There will always be disagreement about any nation’s history. The United States is no exception. If history is to judge the United States as exceptional, it is because we welcome such contestation in our public spaces as part of our unfolding national ethos. It is a violation of this commonly shared vision of America as a nation of free, vigorous and open debate to resort to the apparatus of the government to shut it down.
In other words, the argument is that this is an illiberal answer to an illiberal problem.
In case you were thinking it’s an exaggeration to imply that the right has its eye on using the power of the state to impose its own favored ideology, along comes conservative agitator Charlie Kirk to relieve us of any doubt.
To see how far this sort of thing can be carried by the more determined partisans, consider the reaction by a religious conservative to revelations about mass graves of children at a Canadian school run by the Catholic Church.
First, the context. From the late 19th Century through the late 20th Century, tens of thousands of Indigenous children were forced to live at state-funded boarding schools, ostensibly to better assimilate them into Canadian society. But many of the schools were run by Catholic missionaries whose goal was to use the power of the state to assimilate their charges into the Church. These schools became notorious for abuse and neglect, and the whole system has since been completely dismantled.
But there is no horror that does not have its defenders, and so at The American Conservative, Declan Leary defends the schools because of all the children “Christianized by the union of Church and state.” “[T]he enduring belief of Christians that the Gospel is true and must be spread, is paramount,” he writes, and “everything else is secondary.” This is a succinct statement of the code of the fanatic.
But a note of panic creeps in at the end.
Whatever sacrifices were exacted in pursuit of that grace—the suffocation of a noble pagan culture; an increase in disease and bodily death due to government negligence; even the sundering of natural families—is worth it.

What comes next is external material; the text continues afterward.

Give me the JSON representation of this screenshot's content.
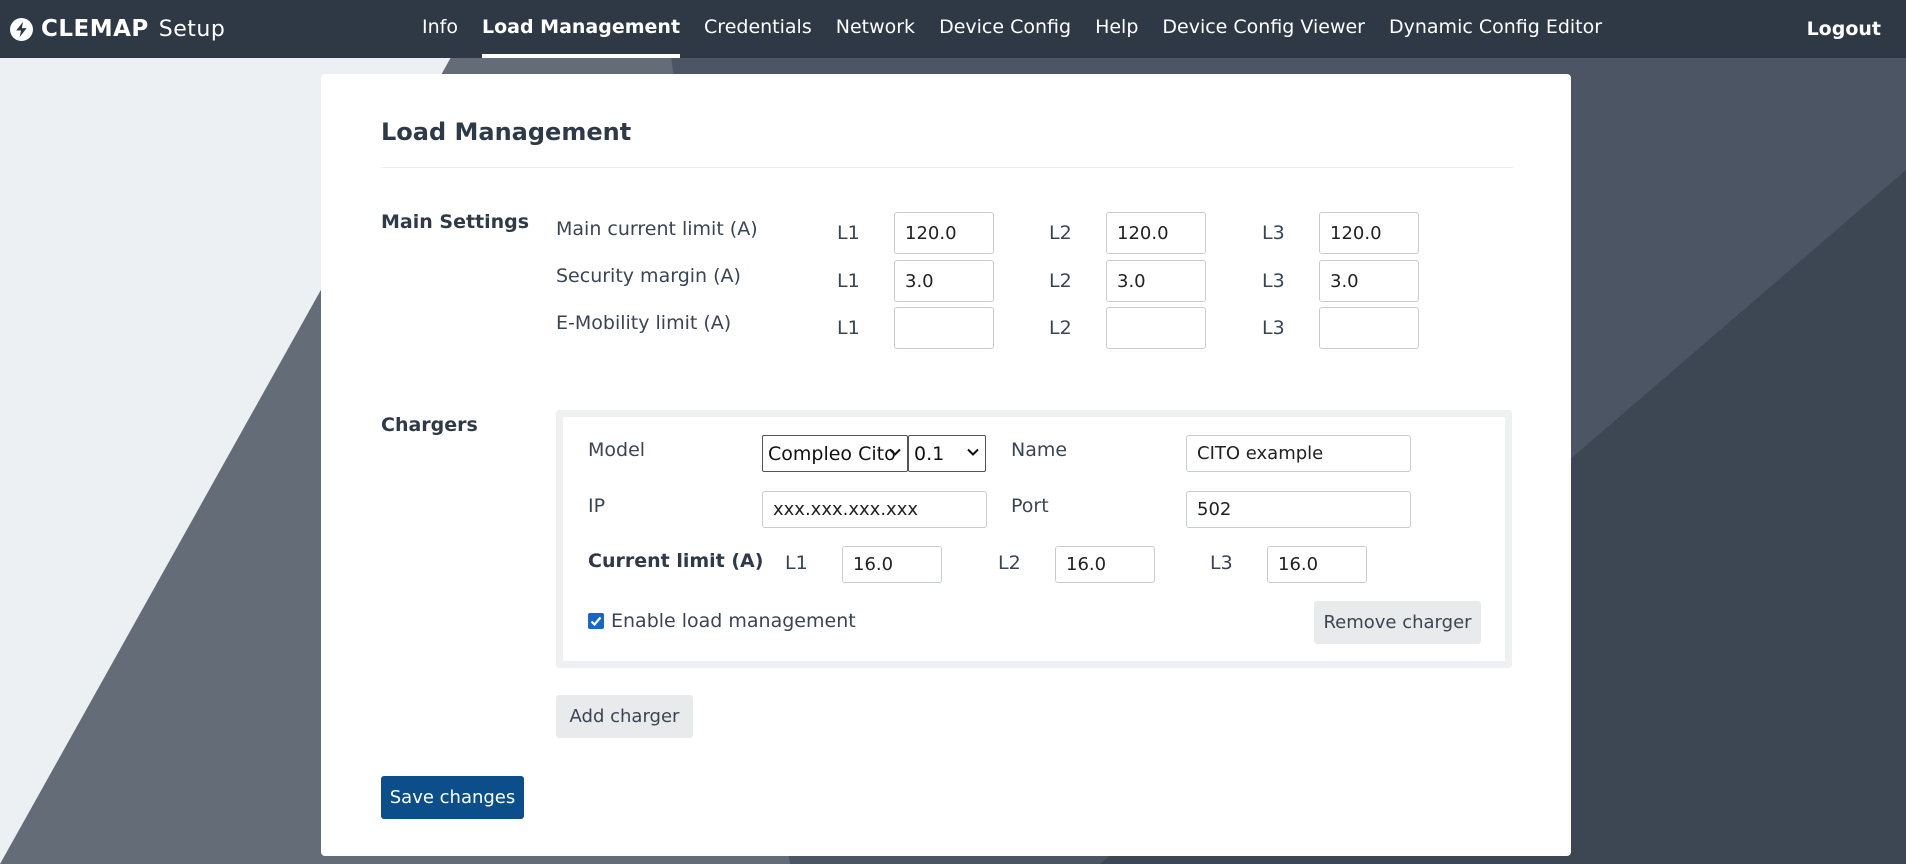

It must be, else two millennia of Christian civilization, in which oceans have been bridged, wars waged, continents conquered, and the lives of a million Jean de Brébeufs given in service to the Lord’s final commandment—Going therefore, teach ye all nations; baptizing them in the name of the Father, and of the Son, and of the Holy Ghost. Teaching them to observe all things whatsoever I have commanded you: and behold I am with you all days, even to the consummation of the world.—all has been for nought.
Note how fragile this worldview is. It must be regarded as true, no doubt can be permitted, because otherwise believers would have to question all the other atrocities, all the wars and conquests committed in the name of faith, and then they would be doomed to despair.
Somehow, this doesn’t seem like the strident defense it is trying to be.
Now, this is just one person, albeit an associate editor at a moderately prominent conservative publication. But he’s not alone. See my review of Sohrab Ahmari’s new book purporting to defend religious traditionalism by means of knocking down an endless series of straw men for liberalism, in the process offering his own share of defenses of the indefensible.
All of this is a reminder of the profoundly illiberal trends that are being unleashed right now from both sides. Like Gary, we had better be stubborn about keeping our intellectual clarity and be prepared to disentangle, identify, and oppose both challenges.